Problem :
A wooden block of mass $5 kg$. fell down from a tower on a swimming pool. The tower is of height $19.6 metre$ above the water surface in the pool. After it collides with the water's surface it moved inside the water vertically downwards with uniform acceleration of magnitude $4 m/sec^2$ , then it covered a distance $4.5 m$. before it starts returning back to float on the water. Find the magnitude of change of momentum of the wooden block due to its impact with the water surface in the pool.

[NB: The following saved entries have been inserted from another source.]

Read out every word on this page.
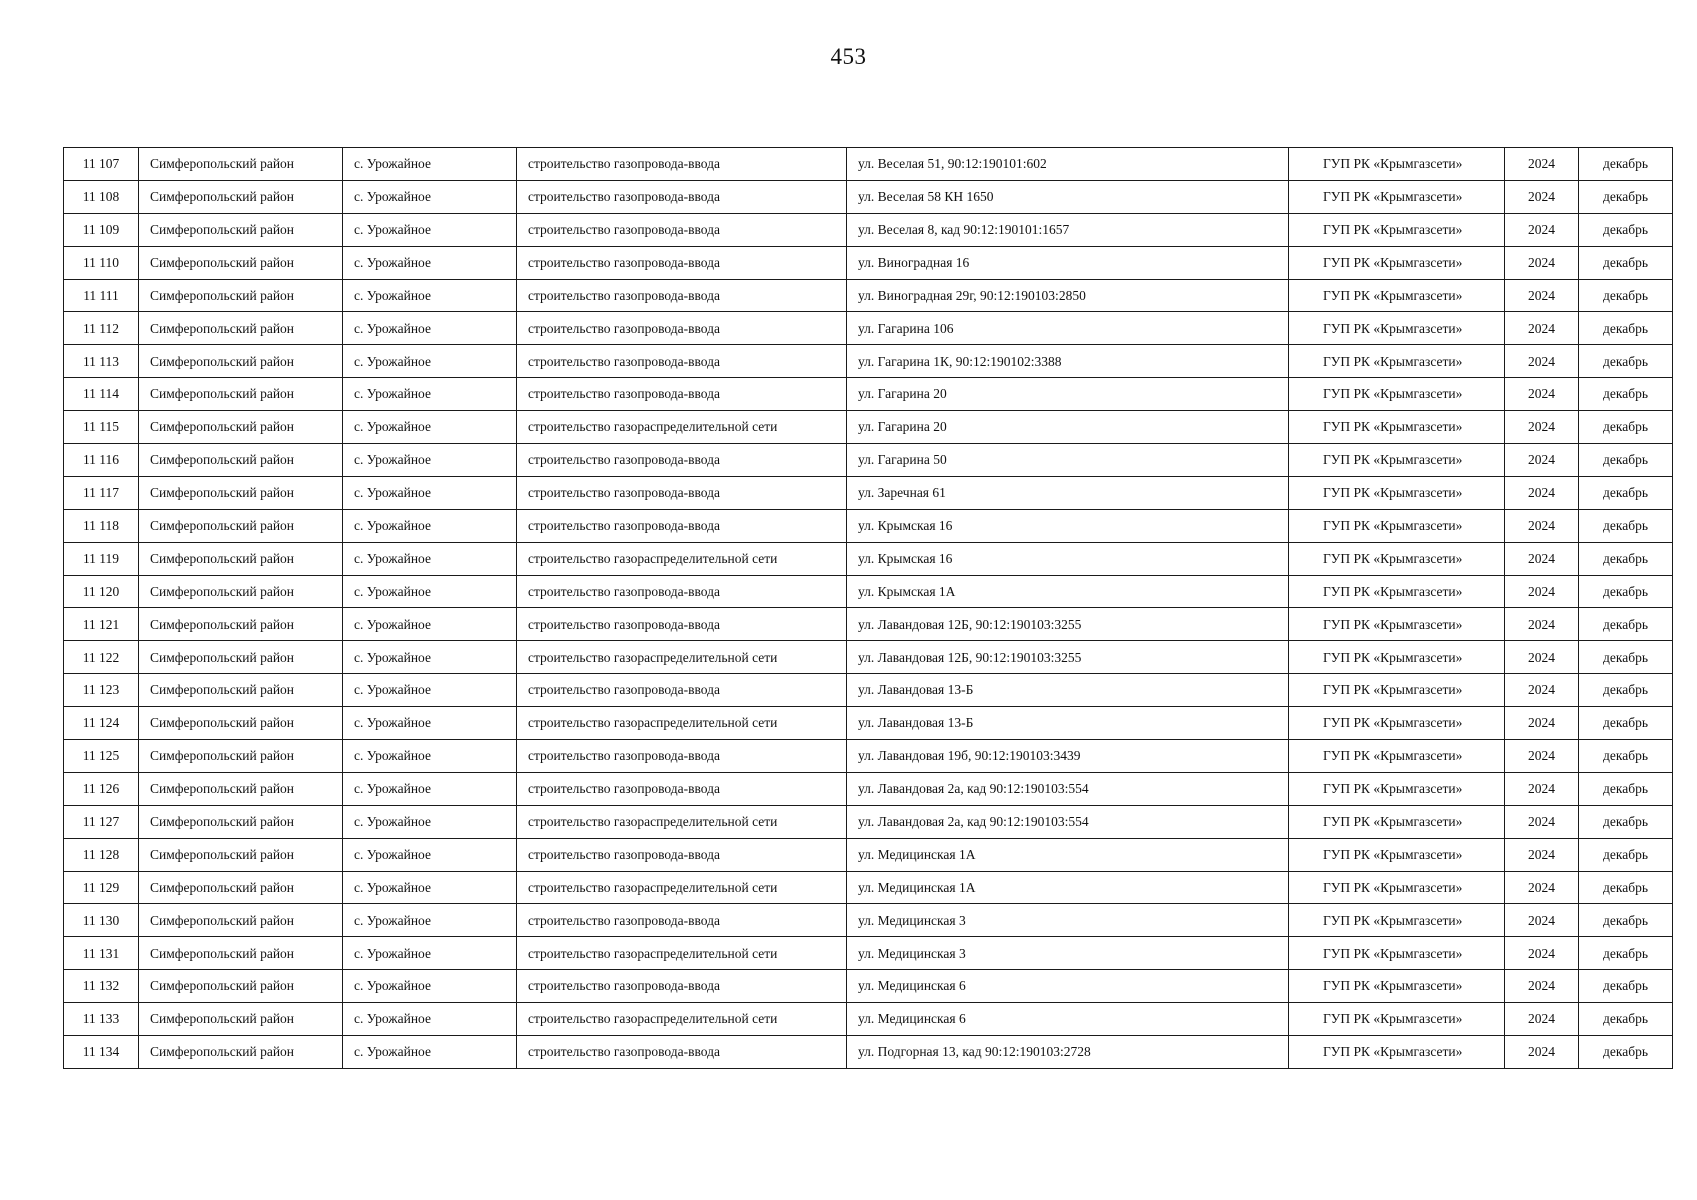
453
11 107	Симферопольский район	с. Урожайное	строительство газопровода-ввода	ул. Веселая 51, 90:12:190101:602	ГУП РК «Крымгазсети»	2024	декабрь
11 108	Симферопольский район	с. Урожайное	строительство газопровода-ввода	ул. Веселая 58 КН 1650	ГУП РК «Крымгазсети»	2024	декабрь
11 109	Симферопольский район	с. Урожайное	строительство газопровода-ввода	ул. Веселая 8, кад 90:12:190101:1657	ГУП РК «Крымгазсети»	2024	декабрь
11 110	Симферопольский район	с. Урожайное	строительство газопровода-ввода	ул. Виноградная 16	ГУП РК «Крымгазсети»	2024	декабрь
11 111	Симферопольский район	с. Урожайное	строительство газопровода-ввода	ул. Виноградная 29г, 90:12:190103:2850	ГУП РК «Крымгазсети»	2024	декабрь
11 112	Симферопольский район	с. Урожайное	строительство газопровода-ввода	ул. Гагарина 106	ГУП РК «Крымгазсети»	2024	декабрь
11 113	Симферопольский район	с. Урожайное	строительство газопровода-ввода	ул. Гагарина 1К, 90:12:190102:3388	ГУП РК «Крымгазсети»	2024	декабрь
11 114	Симферопольский район	с. Урожайное	строительство газопровода-ввода	ул. Гагарина 20	ГУП РК «Крымгазсети»	2024	декабрь
11 115	Симферопольский район	с. Урожайное	строительство газораспределительной сети	ул. Гагарина 20	ГУП РК «Крымгазсети»	2024	декабрь
11 116	Симферопольский район	с. Урожайное	строительство газопровода-ввода	ул. Гагарина 50	ГУП РК «Крымгазсети»	2024	декабрь
11 117	Симферопольский район	с. Урожайное	строительство газопровода-ввода	ул. Заречная 61	ГУП РК «Крымгазсети»	2024	декабрь
11 118	Симферопольский район	с. Урожайное	строительство газопровода-ввода	ул. Крымская 16	ГУП РК «Крымгазсети»	2024	декабрь
11 119	Симферопольский район	с. Урожайное	строительство газораспределительной сети	ул. Крымская 16	ГУП РК «Крымгазсети»	2024	декабрь
11 120	Симферопольский район	с. Урожайное	строительство газопровода-ввода	ул. Крымская 1А	ГУП РК «Крымгазсети»	2024	декабрь
11 121	Симферопольский район	с. Урожайное	строительство газопровода-ввода	ул. Лавандовая 12Б, 90:12:190103:3255	ГУП РК «Крымгазсети»	2024	декабрь
11 122	Симферопольский район	с. Урожайное	строительство газораспределительной сети	ул. Лавандовая 12Б, 90:12:190103:3255	ГУП РК «Крымгазсети»	2024	декабрь
11 123	Симферопольский район	с. Урожайное	строительство газопровода-ввода	ул. Лавандовая 13-Б	ГУП РК «Крымгазсети»	2024	декабрь
11 124	Симферопольский район	с. Урожайное	строительство газораспределительной сети	ул. Лавандовая 13-Б	ГУП РК «Крымгазсети»	2024	декабрь
11 125	Симферопольский район	с. Урожайное	строительство газопровода-ввода	ул. Лавандовая 19б, 90:12:190103:3439	ГУП РК «Крымгазсети»	2024	декабрь
11 126	Симферопольский район	с. Урожайное	строительство газопровода-ввода	ул. Лавандовая 2а, кад 90:12:190103:554	ГУП РК «Крымгазсети»	2024	декабрь
11 127	Симферопольский район	с. Урожайное	строительство газораспределительной сети	ул. Лавандовая 2а, кад 90:12:190103:554	ГУП РК «Крымгазсети»	2024	декабрь
11 128	Симферопольский район	с. Урожайное	строительство газопровода-ввода	ул. Медицинская 1А	ГУП РК «Крымгазсети»	2024	декабрь
11 129	Симферопольский район	с. Урожайное	строительство газораспределительной сети	ул. Медицинская 1А	ГУП РК «Крымгазсети»	2024	декабрь
11 130	Симферопольский район	с. Урожайное	строительство газопровода-ввода	ул. Медицинская 3	ГУП РК «Крымгазсети»	2024	декабрь
11 131	Симферопольский район	с. Урожайное	строительство газораспределительной сети	ул. Медицинская 3	ГУП РК «Крымгазсети»	2024	декабрь
11 132	Симферопольский район	с. Урожайное	строительство газопровода-ввода	ул. Медицинская 6	ГУП РК «Крымгазсети»	2024	декабрь
11 133	Симферопольский район	с. Урожайное	строительство газораспределительной сети	ул. Медицинская 6	ГУП РК «Крымгазсети»	2024	декабрь
11 134	Симферопольский район	с. Урожайное	строительство газопровода-ввода	ул. Подгорная 13, кад 90:12:190103:2728	ГУП РК «Крымгазсети»	2024	декабрь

So it should look like this :
My try :
1 - We get $V_1$ using $V^2 = V_o^2 + 2gd$ :
$d = -19.6$
, $V_o = 0$
, $g = -9.8m/s^2$
$V_1^2 = 0 + 2 \times -9.8 \times -19.6 = 384.16$
$V_1 = 19.6m/s$
2 - for $V_2$ i use $V^2 = V_o^2 + 2ad$ again :
$d = -4.5$
, $V_3 = 0$
, $a = -4m/s^2$
$0 = V_2^2 + 2 \times -4 \times -4.5 = V_2 + 36$
$V_2^2 = -36$
and then i am stuck here because i cannot take the root of a negative number , did i mess directions up ? i have no idea what went wrong , any help will be appreciated
thanks in advance.
Falling from height $h=19.6\,\text{m}$, the bock reaches the surface with $v=\sqrt{2ah}$ where $a=g=9.81\,\text{m}\text{s}^{-2}$. In the water, we have "inverted falling" as the overall acceleration is upward. Neverthelessm the same formula applies, but this time with $h=4.5\,\text{m}$ and $a=4\,\text{m}\text{s}^{-2}$. The difference between these to velocities at the water surface, multiplied by the mass, is the desired change in momentum.